Epoch releases MirrorCode with 25 long-horizon SWE tasks and a 56% score
Epoch introduced MirrorCode, a benchmark where models reimplement real programs from specs with no internet and hidden held-out tests; the best current score is 56%. The setup matters because it scales inference into multi-day runs and targets software jobs estimated to take humans weeks.

TL;DR
- Epoch AI's new MirrorCode launch thread frames software reimplementation as a long-horizon benchmark, and Epoch AI's score post says the best current headline score is 56%, from Claude Opus 4.7.
- In MirrorCode, models get only a program's behavior, docs, and tests, because Epoch AI's setup post says they must rebuild the software without source access, while Epoch AI's anti-cheating post adds hidden held-out tests and no internet.
- The benchmark spans 25 real programs, because Epoch AI's task list says the targets range from Unix utilities to cryptography, and Epoch AI's release post says 22 of those 25 are being open-sourced.
- Epoch's most vivid example is Epoch AI's gotree example, where Opus 4.7 reimplemented a 16,000 line bioinformatics toolkit in 14 hours for $251, on work Epoch estimates would take a human engineer 2 to 17 weeks.
- MirrorCode also pushes inference budgets far past normal SWE evals, because Epoch AI's inference-budget post says one run lasted 19 days and cost $2,600, while Epoch AI's benchmark-design post argues that scale is necessary to measure current limits.
You can jump from Epoch's leaderboard and full paper to Ethan Mollick's paper screenshot, which includes the abstract and chart, and the oddest detail in the whole release is probably Epoch AI's language post, where performance barely moved across languages, including Ada.
Benchmark design
MirrorCode is narrower than "general coding agent" evals and more ambitious than short-task bugfix suites. Epoch AI's setup post says the model gets execute-only access to a program, its docs, and tests showing intended behavior, then has to reimplement the whole thing from scratch.
That setup creates three constraints Epoch keeps emphasizing:
- No original source code, according to Epoch AI's setup post.
- No internet access and no scorer hacking, according to Epoch AI's anti-cheating post.
- Hidden held-out tests during development, according to Epoch AI's anti-cheating post.
Epoch's claim is that this makes the benchmark both hard and realistically solvable. Epoch AI's solvability post contrasts MirrorCode with reverse-engineering style evals that can hinge on undocumented behavior, while Epoch AI's benchmark-design post reduces its pitch to three properties: difficult, scalable, and resistant to cheating.
25 programs, a 56% ceiling, and one standout run
The task set is broad enough to avoid becoming a thin wrapper around web app CRUD. Epoch AI's task list says the 25 targets cover Unix utilities, data serialization and query tools, bioinformatics, interpreters, static analysis, cryptography, and compression.
The headline number is still far from saturation. Epoch AI's score post says Claude Opus 4.7 leads the benchmark at 56%, and adds that failed runs often still clear 90% or more of tests before breaking on edge cases.
Epoch's showcase example is gotree. Epoch AI's gotree example says Opus 4.7 passed 2,000 of 2,001 tests, or 99.95%, while rebuilding a 16,000 line Go bioinformatics toolkit with more than 40 commands. Epoch estimates that same job would take a human engineer 2 to 17 weeks, versus 14 hours and $251 for the model run.
Mollick's summary mostly tracks the release, but his post is useful because it surfaces the paper screenshots and makes the benchmark's core bet plain: measure the largest end-to-end coding jobs models can finish autonomously, not just whether they can patch a repo in one sitting.
Long runs and bigger budgets
MirrorCode is partly a benchmark design argument about spending. Epoch AI's inference-budget post says many SWE benchmarks cap inference at roughly $1 to $10 per task, even when the underlying work would take a skilled human weeks.
Epoch instead lets runs stretch into multi-day or multi-week territory. The same Epoch AI inference-budget post says one of the longest attempts ran for 19 days and cost $2,600.

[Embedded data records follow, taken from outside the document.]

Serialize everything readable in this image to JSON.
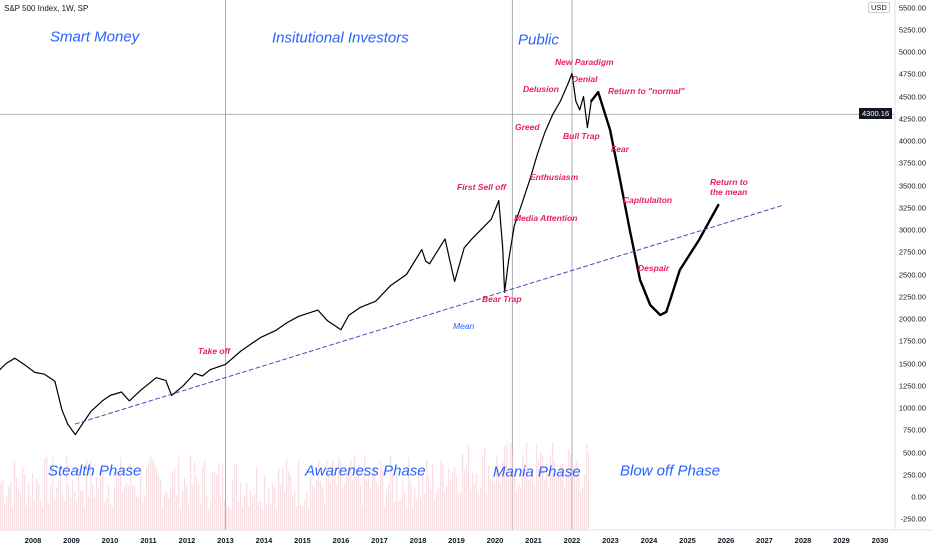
{
  "header": {
    "title": "S&P 500 Index, 1W, SP",
    "currency": "USD"
  },
  "chart_data": {
    "type": "line",
    "title": "S&P 500 Index, 1W, SP",
    "xlim": [
      2007.14,
      2030.5
    ],
    "ylim": [
      -330,
      5590
    ],
    "y_ticks": [
      "5500.00",
      "5250.00",
      "5000.00",
      "4750.00",
      "4500.00",
      "4250.00",
      "4000.00",
      "3750.00",
      "3500.00",
      "3250.00",
      "3000.00",
      "2750.00",
      "2500.00",
      "2250.00",
      "2000.00",
      "1750.00",
      "1500.00",
      "1250.00",
      "1000.00",
      "750.00",
      "500.00",
      "250.00",
      "0.00",
      "-250.00"
    ],
    "x_ticks": [
      "2008",
      "2009",
      "2010",
      "2011",
      "2012",
      "2013",
      "2014",
      "2015",
      "2016",
      "2017",
      "2018",
      "2019",
      "2020",
      "2021",
      "2022",
      "2023",
      "2024",
      "2025",
      "2026",
      "2027",
      "2028",
      "2029",
      "2030"
    ],
    "current_price": "4300.16",
    "series": [
      {
        "name": "S&P 500 weekly close",
        "x": [
          2007.14,
          2007.3,
          2007.53,
          2007.8,
          2008.05,
          2008.3,
          2008.57,
          2008.75,
          2008.9,
          2009.1,
          2009.25,
          2009.5,
          2009.8,
          2010.0,
          2010.3,
          2010.5,
          2010.8,
          2011.2,
          2011.45,
          2011.6,
          2011.9,
          2012.2,
          2012.4,
          2012.6,
          2013.0,
          2013.4,
          2013.9,
          2014.3,
          2014.6,
          2014.9,
          2015.4,
          2015.65,
          2016.0,
          2016.2,
          2016.5,
          2016.9,
          2017.3,
          2017.7,
          2018.1,
          2018.2,
          2018.3,
          2018.7,
          2018.95,
          2019.2,
          2019.4,
          2019.9,
          2020.1,
          2020.2,
          2020.25,
          2020.35,
          2020.5,
          2020.7,
          2020.9,
          2021.1,
          2021.3,
          2021.5,
          2021.7,
          2021.9,
          2022.0,
          2022.1,
          2022.2,
          2022.3,
          2022.4,
          2022.5
        ],
        "values": [
          1430,
          1500,
          1560,
          1480,
          1400,
          1380,
          1300,
          980,
          820,
          700,
          800,
          960,
          1080,
          1140,
          1180,
          1080,
          1200,
          1340,
          1310,
          1140,
          1250,
          1390,
          1360,
          1430,
          1490,
          1640,
          1790,
          1870,
          1960,
          2030,
          2100,
          1980,
          1880,
          2040,
          2130,
          2200,
          2380,
          2500,
          2780,
          2650,
          2620,
          2900,
          2420,
          2800,
          2900,
          3120,
          3330,
          2800,
          2300,
          2650,
          3050,
          3300,
          3560,
          3850,
          4100,
          4300,
          4450,
          4650,
          4760,
          4450,
          4350,
          4500,
          4150,
          4450
        ]
      },
      {
        "name": "Projection",
        "x": [
          2022.5,
          2022.68,
          2022.99,
          2023.25,
          2023.5,
          2023.77,
          2024.03,
          2024.29,
          2024.45,
          2024.55,
          2024.8,
          2025.3,
          2025.8
        ],
        "values": [
          4450,
          4550,
          4124,
          3562,
          3000,
          2438,
          2157,
          2045,
          2080,
          2213,
          2551,
          2888,
          3281
        ]
      },
      {
        "name": "Mean",
        "style": "dashed",
        "x": [
          2009.1,
          2027.5
        ],
        "values": [
          820,
          3281
        ]
      }
    ],
    "vertical_markers": [
      2013.0,
      2020.45,
      2022.0
    ],
    "phases": {
      "top": [
        "Smart Money",
        "Insitutional Investors",
        "Public"
      ],
      "bottom": [
        "Stealth Phase",
        "Awareness Phase",
        "Mania Phase",
        "Blow off Phase"
      ]
    },
    "annotations": {
      "take_off": "Take off",
      "first_sell_off": "First Sell off",
      "media_attention": "Media Attention",
      "enthusiasm": "Enthusiasm",
      "greed": "Greed",
      "delusion": "Delusion",
      "new_paradigm": "New Paradigm",
      "denial": "Denial",
      "return_normal": "Return to \"normal\"",
      "bull_trap": "Bull Trap",
      "fear": "Fear",
      "capitulation": "Capitulaiton",
      "return_mean_1": "Return to",
      "return_mean_2": "the mean",
      "despair": "Despair",
      "bear_trap": "Bear Trap",
      "mean": "Mean"
    },
    "colors": {
      "price": "#000000",
      "mean": "#3f51b5",
      "annotation": "#e91e63",
      "phase": "#2962ff",
      "volume": "#f3c6cf"
    }
  }
}
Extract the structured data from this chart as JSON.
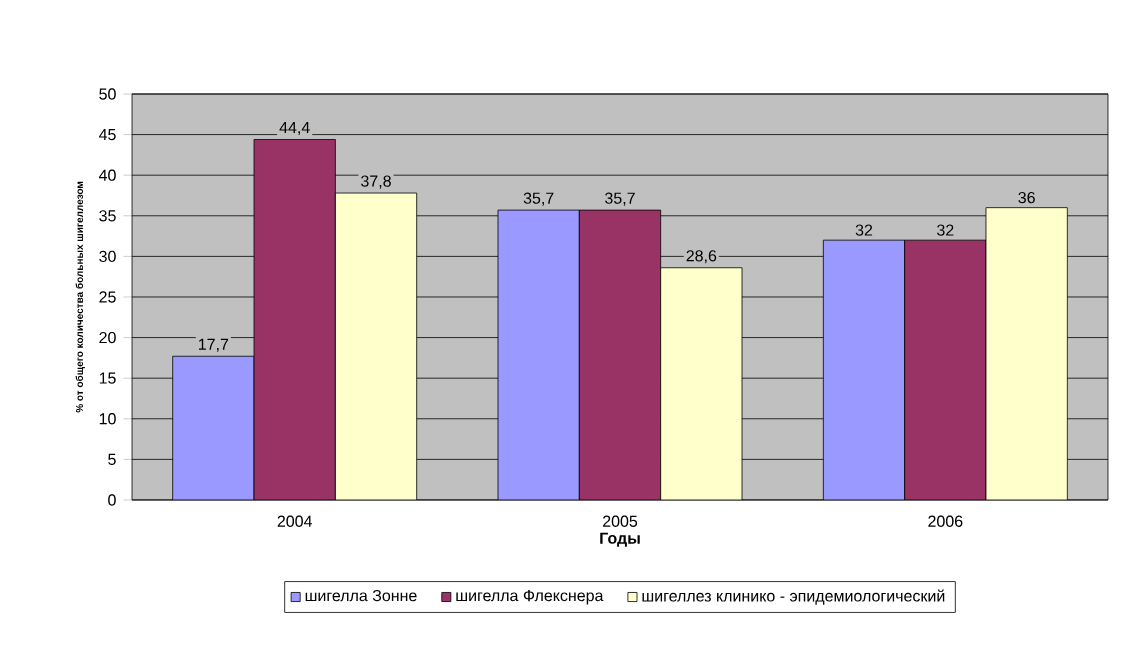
{
  "chart_data": {
    "type": "bar",
    "categories": [
      "2004",
      "2005",
      "2006"
    ],
    "xlabel": "Годы",
    "ylabel": "% от общего количества больных шигеллезом",
    "series": [
      {
        "name": "шигелла Зонне",
        "color": "#9999ff",
        "values": [
          17.7,
          35.7,
          32
        ],
        "value_labels": [
          "17,7",
          "35,7",
          "32"
        ]
      },
      {
        "name": "шигелла Флекснера",
        "color": "#993366",
        "values": [
          44.4,
          35.7,
          32
        ],
        "value_labels": [
          "44,4",
          "35,7",
          "32"
        ]
      },
      {
        "name": "шигеллез клинико - эпидемиологический",
        "color": "#ffffcc",
        "values": [
          37.8,
          28.6,
          36
        ],
        "value_labels": [
          "37,8",
          "28,6",
          "36"
        ]
      }
    ],
    "ylim": [
      0,
      50
    ],
    "yticks": [
      0,
      5,
      10,
      15,
      20,
      25,
      30,
      35,
      40,
      45,
      50
    ],
    "grid": "y",
    "legend": "bottom"
  }
}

That changes what the benchmark is actually testing. Short-horizon evals mostly measure whether a model can find the right local move quickly. MirrorCode is trying to measure whether an agent can stay coherent long enough to ship a real replacement program when the search process itself is expensive.

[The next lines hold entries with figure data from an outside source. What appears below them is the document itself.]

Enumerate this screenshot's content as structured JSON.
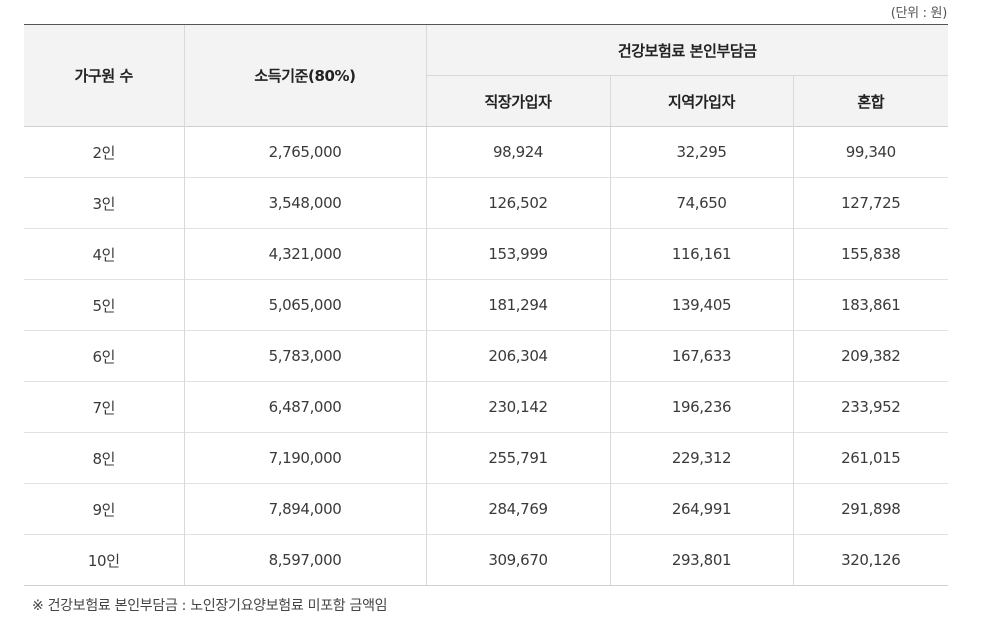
{
  "unit_label": "(단위 : 원)",
  "table": {
    "headers": {
      "household": "가구원 수",
      "income": "소득기준(80%)",
      "premium_group": "건강보험료 본인부담금",
      "employee": "직장가입자",
      "regional": "지역가입자",
      "mixed": "혼합"
    },
    "rows": [
      {
        "household": "2인",
        "income": "2,765,000",
        "employee": "98,924",
        "regional": "32,295",
        "mixed": "99,340"
      },
      {
        "household": "3인",
        "income": "3,548,000",
        "employee": "126,502",
        "regional": "74,650",
        "mixed": "127,725"
      },
      {
        "household": "4인",
        "income": "4,321,000",
        "employee": "153,999",
        "regional": "116,161",
        "mixed": "155,838"
      },
      {
        "household": "5인",
        "income": "5,065,000",
        "employee": "181,294",
        "regional": "139,405",
        "mixed": "183,861"
      },
      {
        "household": "6인",
        "income": "5,783,000",
        "employee": "206,304",
        "regional": "167,633",
        "mixed": "209,382"
      },
      {
        "household": "7인",
        "income": "6,487,000",
        "employee": "230,142",
        "regional": "196,236",
        "mixed": "233,952"
      },
      {
        "household": "8인",
        "income": "7,190,000",
        "employee": "255,791",
        "regional": "229,312",
        "mixed": "261,015"
      },
      {
        "household": "9인",
        "income": "7,894,000",
        "employee": "284,769",
        "regional": "264,991",
        "mixed": "291,898"
      },
      {
        "household": "10인",
        "income": "8,597,000",
        "employee": "309,670",
        "regional": "293,801",
        "mixed": "320,126"
      }
    ]
  },
  "footnote": "※ 건강보험료 본인부담금 : 노인장기요양보험료 미포함 금액임"
}
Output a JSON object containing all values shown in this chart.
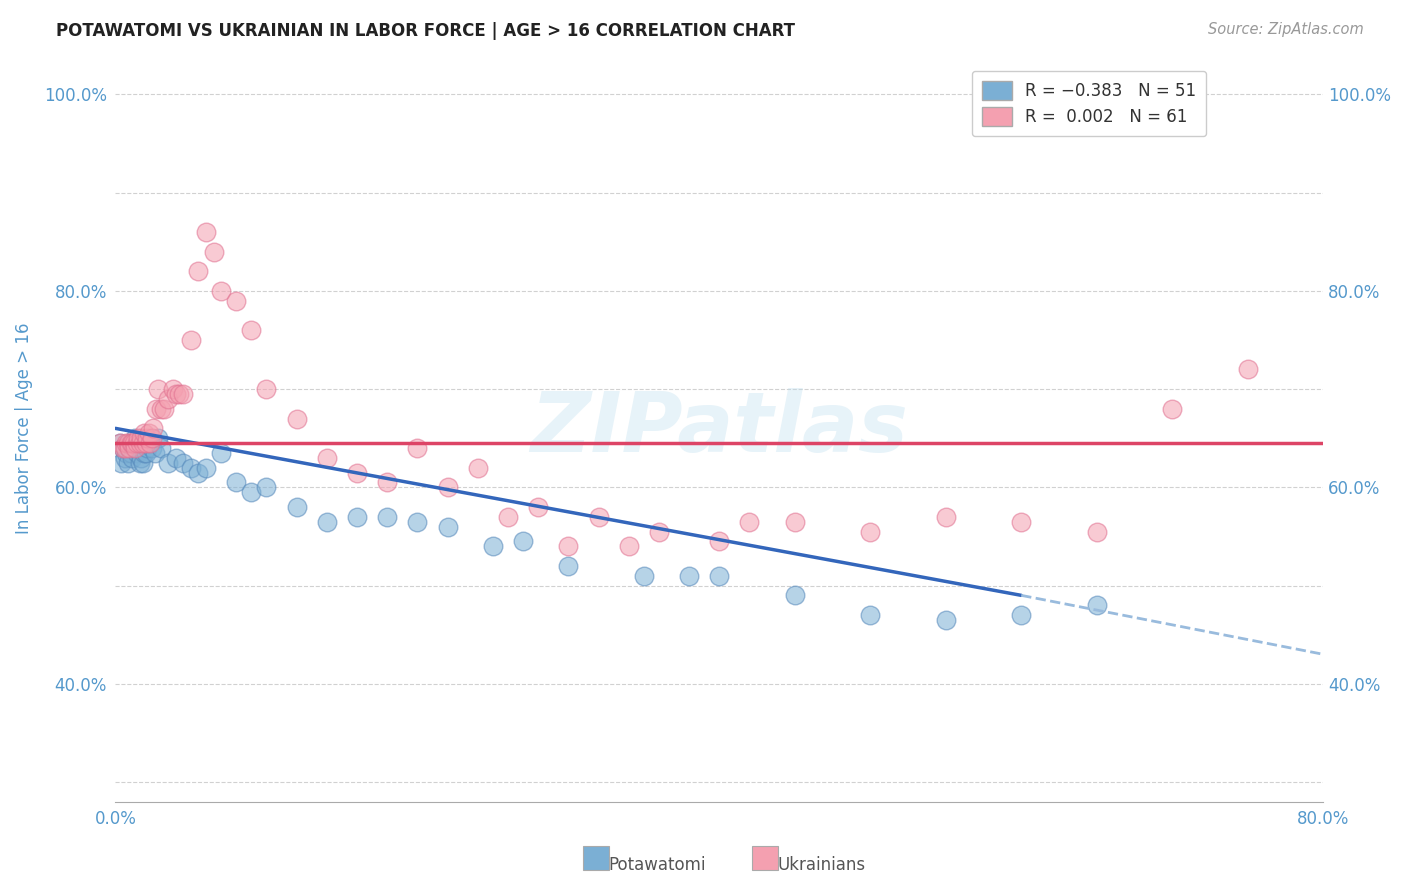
{
  "title": "POTAWATOMI VS UKRAINIAN IN LABOR FORCE | AGE > 16 CORRELATION CHART",
  "source": "Source: ZipAtlas.com",
  "ylabel": "In Labor Force | Age > 16",
  "potawatomi_R": -0.383,
  "potawatomi_N": 51,
  "ukrainian_R": 0.002,
  "ukrainian_N": 61,
  "potawatomi_color": "#7BAFD4",
  "ukrainian_color": "#F4A0B0",
  "potawatomi_edge_color": "#5588BB",
  "ukrainian_edge_color": "#E07090",
  "background_color": "#FFFFFF",
  "grid_color": "#CCCCCC",
  "title_color": "#222222",
  "axis_label_color": "#5599CC",
  "blue_line_color": "#3366BB",
  "pink_line_color": "#DD4466",
  "dashed_line_color": "#99BBDD",
  "watermark_color": "#BBDDEE",
  "watermark": "ZIPatlas",
  "xlim": [
    0.0,
    0.8
  ],
  "ylim": [
    0.28,
    1.04
  ],
  "x_tick_positions": [
    0.0,
    0.1,
    0.2,
    0.3,
    0.4,
    0.5,
    0.6,
    0.7,
    0.8
  ],
  "x_tick_labels": [
    "0.0%",
    "",
    "",
    "",
    "",
    "",
    "",
    "",
    "80.0%"
  ],
  "y_tick_positions": [
    0.3,
    0.4,
    0.5,
    0.6,
    0.7,
    0.8,
    0.9,
    1.0
  ],
  "y_tick_labels": [
    "",
    "40.0%",
    "",
    "60.0%",
    "",
    "80.0%",
    "",
    "100.0%"
  ],
  "pot_x": [
    0.003,
    0.004,
    0.005,
    0.006,
    0.007,
    0.008,
    0.009,
    0.01,
    0.011,
    0.012,
    0.013,
    0.014,
    0.015,
    0.016,
    0.017,
    0.018,
    0.019,
    0.02,
    0.021,
    0.022,
    0.024,
    0.026,
    0.028,
    0.03,
    0.035,
    0.04,
    0.045,
    0.05,
    0.055,
    0.06,
    0.07,
    0.08,
    0.09,
    0.1,
    0.12,
    0.14,
    0.16,
    0.18,
    0.2,
    0.22,
    0.25,
    0.27,
    0.3,
    0.35,
    0.38,
    0.4,
    0.45,
    0.5,
    0.55,
    0.6,
    0.65
  ],
  "pot_y": [
    0.645,
    0.625,
    0.64,
    0.63,
    0.635,
    0.625,
    0.64,
    0.635,
    0.63,
    0.64,
    0.65,
    0.635,
    0.64,
    0.625,
    0.63,
    0.625,
    0.635,
    0.635,
    0.64,
    0.645,
    0.64,
    0.635,
    0.65,
    0.64,
    0.625,
    0.63,
    0.625,
    0.62,
    0.615,
    0.62,
    0.635,
    0.605,
    0.595,
    0.6,
    0.58,
    0.565,
    0.57,
    0.57,
    0.565,
    0.56,
    0.54,
    0.545,
    0.52,
    0.51,
    0.51,
    0.51,
    0.49,
    0.47,
    0.465,
    0.47,
    0.48
  ],
  "ukr_x": [
    0.003,
    0.005,
    0.006,
    0.007,
    0.008,
    0.009,
    0.01,
    0.011,
    0.012,
    0.013,
    0.014,
    0.015,
    0.016,
    0.017,
    0.018,
    0.019,
    0.02,
    0.021,
    0.022,
    0.023,
    0.024,
    0.025,
    0.027,
    0.028,
    0.03,
    0.032,
    0.035,
    0.038,
    0.04,
    0.042,
    0.045,
    0.05,
    0.055,
    0.06,
    0.065,
    0.07,
    0.08,
    0.09,
    0.1,
    0.12,
    0.14,
    0.16,
    0.18,
    0.2,
    0.22,
    0.24,
    0.26,
    0.28,
    0.3,
    0.32,
    0.34,
    0.36,
    0.4,
    0.42,
    0.45,
    0.5,
    0.55,
    0.6,
    0.65,
    0.7,
    0.75
  ],
  "ukr_y": [
    0.645,
    0.64,
    0.64,
    0.645,
    0.645,
    0.64,
    0.645,
    0.645,
    0.645,
    0.64,
    0.645,
    0.65,
    0.645,
    0.65,
    0.645,
    0.655,
    0.645,
    0.65,
    0.655,
    0.645,
    0.65,
    0.66,
    0.68,
    0.7,
    0.68,
    0.68,
    0.69,
    0.7,
    0.695,
    0.695,
    0.695,
    0.75,
    0.82,
    0.86,
    0.84,
    0.8,
    0.79,
    0.76,
    0.7,
    0.67,
    0.63,
    0.615,
    0.605,
    0.64,
    0.6,
    0.62,
    0.57,
    0.58,
    0.54,
    0.57,
    0.54,
    0.555,
    0.545,
    0.565,
    0.565,
    0.555,
    0.57,
    0.565,
    0.555,
    0.68,
    0.72
  ],
  "pot_line_x_start": 0.0,
  "pot_line_x_solid_end": 0.6,
  "pot_line_x_dashed_end": 0.8,
  "pot_line_y_at_start": 0.66,
  "pot_line_y_at_solid_end": 0.49,
  "pot_line_y_at_dashed_end": 0.43,
  "ukr_line_y": 0.645
}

Open release and language coverage
Epoch is not keeping most of the benchmark private. Epoch AI's release post says 22 of the 25 programs are being released as open source, while three stay held out.
That held-out split matters because the benchmark is explicitly built around anti-overfitting, and Epoch's leaderboard and paper page is where Epoch says future results will live. The same Epoch AI's paper-and-leaderboard post notes MirrorCode was co-developed with METR and supported by a METR grant.
Epoch also used the benchmark to probe something more specific than the launch headline. Epoch AI's language post says MirrorCode showed little sign that programming language meaningfully changed model performance, even for obscure languages like Ada.